MODULAR FORMS AND ANALYTIC NUMBER THEORY

模形式和解析数论

• 批准号: 1001527
• 负责人: William Duke
• 金额: $ 27万
• 依托单位: University of California-Los Angeles
• 依托单位国家: 美国
• 项目类别: Continuing Grant
• 财政年份: 2010
• 资助国家: 美国
• 起止时间: 2010-07-01 至 2014-06-30
• 项目状态: 已结题
• 来源: https://www.nsf.gov/awardsearch/showAward?AWD_ID=1001527&HistoricalAwards=false
• 关键词: MODULAR; FORMS; ANALYTIC; NUMBER; THEORY

This project proposes to investigate several sets of problems that lie in the intersection of the theory of modular forms and analytic number theory.One set of problems concerns real quadratic analogues of singular moduli. Classical singular moduli are special values of the modular j-function at imaginary quadratic irrationalities and have well-known importance for class field theory and the theory of half-integral weight weakly holomorphic modular forms. The real quadratic analogues are defined through certain cycle integrals of the j-function. It is proposed to understand their possible relations to real quadratic fields as well as the asymptotic behavior of their ``traces'', which occur as Fourier coefficients of a new kind of mock modular form.
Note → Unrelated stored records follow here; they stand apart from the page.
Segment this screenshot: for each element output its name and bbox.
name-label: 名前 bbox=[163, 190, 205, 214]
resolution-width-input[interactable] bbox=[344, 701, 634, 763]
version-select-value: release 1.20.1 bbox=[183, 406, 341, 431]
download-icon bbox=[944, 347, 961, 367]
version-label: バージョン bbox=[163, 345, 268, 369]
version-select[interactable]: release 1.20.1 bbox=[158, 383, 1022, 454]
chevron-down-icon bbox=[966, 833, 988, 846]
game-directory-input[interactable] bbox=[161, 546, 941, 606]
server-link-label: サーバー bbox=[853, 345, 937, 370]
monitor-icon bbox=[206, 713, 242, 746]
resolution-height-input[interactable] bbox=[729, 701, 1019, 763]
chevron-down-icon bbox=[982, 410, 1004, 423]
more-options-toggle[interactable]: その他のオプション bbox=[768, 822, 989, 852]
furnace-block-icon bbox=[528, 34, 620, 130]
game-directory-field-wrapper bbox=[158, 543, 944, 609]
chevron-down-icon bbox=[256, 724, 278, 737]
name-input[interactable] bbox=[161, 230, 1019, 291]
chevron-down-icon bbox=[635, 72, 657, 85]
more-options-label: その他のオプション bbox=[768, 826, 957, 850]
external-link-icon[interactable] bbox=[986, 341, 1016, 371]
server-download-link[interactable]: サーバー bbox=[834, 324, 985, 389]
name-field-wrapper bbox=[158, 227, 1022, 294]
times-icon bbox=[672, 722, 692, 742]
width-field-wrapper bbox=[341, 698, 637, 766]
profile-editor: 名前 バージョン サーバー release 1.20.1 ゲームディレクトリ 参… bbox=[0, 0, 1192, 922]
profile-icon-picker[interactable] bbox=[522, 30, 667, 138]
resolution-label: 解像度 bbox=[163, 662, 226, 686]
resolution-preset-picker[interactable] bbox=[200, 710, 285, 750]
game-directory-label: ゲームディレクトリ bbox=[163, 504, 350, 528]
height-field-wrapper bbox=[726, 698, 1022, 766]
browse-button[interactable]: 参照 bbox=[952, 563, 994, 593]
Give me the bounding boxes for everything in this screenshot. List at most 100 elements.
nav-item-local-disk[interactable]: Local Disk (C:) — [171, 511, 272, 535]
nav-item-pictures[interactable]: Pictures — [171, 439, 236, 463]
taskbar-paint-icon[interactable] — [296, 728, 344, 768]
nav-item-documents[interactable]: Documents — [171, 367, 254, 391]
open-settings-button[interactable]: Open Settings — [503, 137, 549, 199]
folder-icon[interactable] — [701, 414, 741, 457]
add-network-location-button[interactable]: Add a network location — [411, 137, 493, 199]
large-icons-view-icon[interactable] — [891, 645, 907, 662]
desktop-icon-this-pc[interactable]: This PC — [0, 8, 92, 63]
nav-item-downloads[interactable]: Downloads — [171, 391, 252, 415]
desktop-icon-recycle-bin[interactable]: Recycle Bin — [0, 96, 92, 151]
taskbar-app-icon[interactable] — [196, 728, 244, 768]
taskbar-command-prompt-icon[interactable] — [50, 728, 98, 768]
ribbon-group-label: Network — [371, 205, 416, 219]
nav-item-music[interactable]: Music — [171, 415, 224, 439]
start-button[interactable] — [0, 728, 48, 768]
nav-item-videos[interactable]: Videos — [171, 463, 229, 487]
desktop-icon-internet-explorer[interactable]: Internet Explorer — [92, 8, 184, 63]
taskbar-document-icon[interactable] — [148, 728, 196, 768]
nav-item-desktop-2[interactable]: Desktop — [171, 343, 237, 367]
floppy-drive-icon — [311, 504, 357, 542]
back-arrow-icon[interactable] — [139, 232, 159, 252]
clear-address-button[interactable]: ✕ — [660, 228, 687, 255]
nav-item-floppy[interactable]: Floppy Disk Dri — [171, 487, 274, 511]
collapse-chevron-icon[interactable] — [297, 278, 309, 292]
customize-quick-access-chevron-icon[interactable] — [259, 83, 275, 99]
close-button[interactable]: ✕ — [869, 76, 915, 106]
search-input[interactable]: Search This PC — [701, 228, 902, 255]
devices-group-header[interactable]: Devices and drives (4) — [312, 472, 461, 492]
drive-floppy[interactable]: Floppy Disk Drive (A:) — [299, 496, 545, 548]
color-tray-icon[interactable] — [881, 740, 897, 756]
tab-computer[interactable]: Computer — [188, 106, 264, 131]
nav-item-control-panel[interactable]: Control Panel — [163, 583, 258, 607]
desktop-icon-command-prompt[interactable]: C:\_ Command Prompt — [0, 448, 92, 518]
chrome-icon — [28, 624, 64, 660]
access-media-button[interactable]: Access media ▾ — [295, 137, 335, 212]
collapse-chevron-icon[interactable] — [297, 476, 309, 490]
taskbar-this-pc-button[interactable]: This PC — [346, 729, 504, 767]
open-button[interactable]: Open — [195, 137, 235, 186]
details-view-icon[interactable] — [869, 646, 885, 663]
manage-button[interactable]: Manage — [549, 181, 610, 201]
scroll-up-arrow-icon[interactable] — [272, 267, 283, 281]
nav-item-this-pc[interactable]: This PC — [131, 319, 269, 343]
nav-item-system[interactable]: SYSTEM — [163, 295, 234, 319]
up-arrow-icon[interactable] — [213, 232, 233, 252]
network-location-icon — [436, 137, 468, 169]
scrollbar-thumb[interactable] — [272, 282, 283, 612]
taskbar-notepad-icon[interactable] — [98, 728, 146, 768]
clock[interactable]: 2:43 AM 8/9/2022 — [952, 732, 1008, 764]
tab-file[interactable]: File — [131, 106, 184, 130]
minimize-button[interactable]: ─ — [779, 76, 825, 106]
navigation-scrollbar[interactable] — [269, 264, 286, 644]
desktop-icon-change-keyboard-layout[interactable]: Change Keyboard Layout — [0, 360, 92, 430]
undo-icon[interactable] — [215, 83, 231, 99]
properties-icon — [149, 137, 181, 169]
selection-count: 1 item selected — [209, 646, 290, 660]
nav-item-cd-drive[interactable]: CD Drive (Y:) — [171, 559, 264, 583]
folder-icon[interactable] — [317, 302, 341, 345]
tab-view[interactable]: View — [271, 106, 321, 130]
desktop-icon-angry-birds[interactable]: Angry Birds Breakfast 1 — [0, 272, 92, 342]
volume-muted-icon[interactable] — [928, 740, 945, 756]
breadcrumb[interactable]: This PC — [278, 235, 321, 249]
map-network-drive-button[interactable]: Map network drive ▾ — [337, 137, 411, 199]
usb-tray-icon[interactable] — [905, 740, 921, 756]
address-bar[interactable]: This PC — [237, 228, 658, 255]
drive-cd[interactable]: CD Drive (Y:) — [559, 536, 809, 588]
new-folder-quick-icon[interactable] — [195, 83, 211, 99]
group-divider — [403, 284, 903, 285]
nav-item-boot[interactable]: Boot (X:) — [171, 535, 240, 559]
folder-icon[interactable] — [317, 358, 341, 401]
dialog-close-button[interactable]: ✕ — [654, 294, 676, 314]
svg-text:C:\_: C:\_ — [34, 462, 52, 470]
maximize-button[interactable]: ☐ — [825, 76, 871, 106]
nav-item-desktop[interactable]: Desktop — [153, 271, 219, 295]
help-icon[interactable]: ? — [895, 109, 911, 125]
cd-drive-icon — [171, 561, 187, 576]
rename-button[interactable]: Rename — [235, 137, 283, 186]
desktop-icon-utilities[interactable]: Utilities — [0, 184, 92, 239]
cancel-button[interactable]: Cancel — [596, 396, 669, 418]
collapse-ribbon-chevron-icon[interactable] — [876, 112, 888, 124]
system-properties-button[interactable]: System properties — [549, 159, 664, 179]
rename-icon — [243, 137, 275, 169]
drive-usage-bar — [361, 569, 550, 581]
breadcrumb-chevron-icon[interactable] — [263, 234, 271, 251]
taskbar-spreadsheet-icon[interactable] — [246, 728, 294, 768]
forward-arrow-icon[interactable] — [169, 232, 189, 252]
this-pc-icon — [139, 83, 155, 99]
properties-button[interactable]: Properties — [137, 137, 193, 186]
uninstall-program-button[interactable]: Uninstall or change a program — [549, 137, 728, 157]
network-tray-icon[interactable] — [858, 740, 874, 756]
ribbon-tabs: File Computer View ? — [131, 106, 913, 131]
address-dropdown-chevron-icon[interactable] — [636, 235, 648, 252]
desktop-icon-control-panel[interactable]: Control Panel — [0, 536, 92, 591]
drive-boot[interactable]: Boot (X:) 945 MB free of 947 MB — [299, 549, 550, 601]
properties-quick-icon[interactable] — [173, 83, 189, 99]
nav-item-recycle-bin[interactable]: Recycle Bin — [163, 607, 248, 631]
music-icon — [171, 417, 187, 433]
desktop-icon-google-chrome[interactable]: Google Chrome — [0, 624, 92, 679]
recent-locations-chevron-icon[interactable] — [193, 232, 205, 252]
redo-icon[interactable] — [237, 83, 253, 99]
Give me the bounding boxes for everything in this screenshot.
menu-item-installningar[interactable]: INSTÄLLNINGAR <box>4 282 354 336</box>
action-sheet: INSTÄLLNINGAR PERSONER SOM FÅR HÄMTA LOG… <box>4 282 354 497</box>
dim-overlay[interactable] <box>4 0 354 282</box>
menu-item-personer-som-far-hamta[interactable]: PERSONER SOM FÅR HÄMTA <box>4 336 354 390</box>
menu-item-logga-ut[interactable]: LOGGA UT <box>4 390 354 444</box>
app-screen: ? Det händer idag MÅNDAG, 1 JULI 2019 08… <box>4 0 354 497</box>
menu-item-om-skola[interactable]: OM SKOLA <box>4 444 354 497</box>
Also to be investigated are new connections between the period functions of modular integrals and certain orthogonal polynomials. One problem here is to apply Riemann-Hilbert analysis to obtain strong asymptotics for the orthogonal polynomials associated to rational period functions. These polynomials are perturbations of Jacobi polynomials and generalize Atkin's polynomials. Another research topic is to study the distribution of roots of polynomial congruences using higher rank automorphic forms.Number theory, which is one of the oldest parts of mathematics, continues to enjoy remarkable advances today. The theory of modular forms occupies a central position within number theory and has proven to be a wellspring of new ideas both within number theory and in other parts of mathematics. The research proposed here is intended to contribute in a meaningful way to the theory of modular forms by developing new connections to analytic number theory as well as to other parts of analysis. An important component of this proposal is the integration of research and education at the postdoctoral, graduate and undergraduate levels.Several research problems that are suitable for undergraduates are proposed, and these will also involve the participation of the PI, graduate students, and postdocs. The aim is to help introduce the undergraduates to research and to develop the mentoring skills of the graduate students and postdocs. Other planned activities are designed to elevate the research experience of mathematics teachers who will be educating students at pre-research stages. These are intended to be cost-effective ways to benefit future research in mathematics in the United States.

本项目拟研究模形式理论与解析数论交叉的几组问题。一组问题涉及奇异模的实数二次类。经典奇异模是模j函数在虚二次无理数处的特殊值，在类场论和半积分权弱全纯模形式理论中具有众所周知的重要性。通过j函数的某些循环积分来定义实二次类。提出了它们与实二次域的可能关系，以及它们的“迹”的渐近行为，这些“迹”表现为一种新的模拟模形式的傅里叶系数。本文还研究了模积分的周期函数与某些正交多项式之间的新联系。这里的一个问题是应用黎曼-希尔伯特分析来获得与有理周期函数相关的正交多项式的强渐近性。这些多项式是雅可比多项式的扰动，是对阿特金多项式的推广。另一个研究课题是利用高阶自同构形式研究多项式同余根的分布。数论是数学中最古老的部分之一，今天继续享有显著的进步。模形式理论在数论中占有中心地位，并已被证明是数论和其他数学领域新思想的源泉。这里提出的研究旨在通过发展与解析数论以及分析的其他部分的新联系，以有意义的方式为模形式理论做出贡献。该提案的一个重要组成部分是博士后、研究生和本科水平的研究和教育的整合。提出了几个适合本科生的研究问题，这些问题也将涉及项目负责人、研究生和博士后的参与。其目的是帮助本科生进行研究，并培养研究生和博士后的指导技能。其他计划的活动旨在提高数学教师的研究经验，他们将在研究前阶段教育学生。这些都是经济有效的方法，有利于美国未来的数学研究。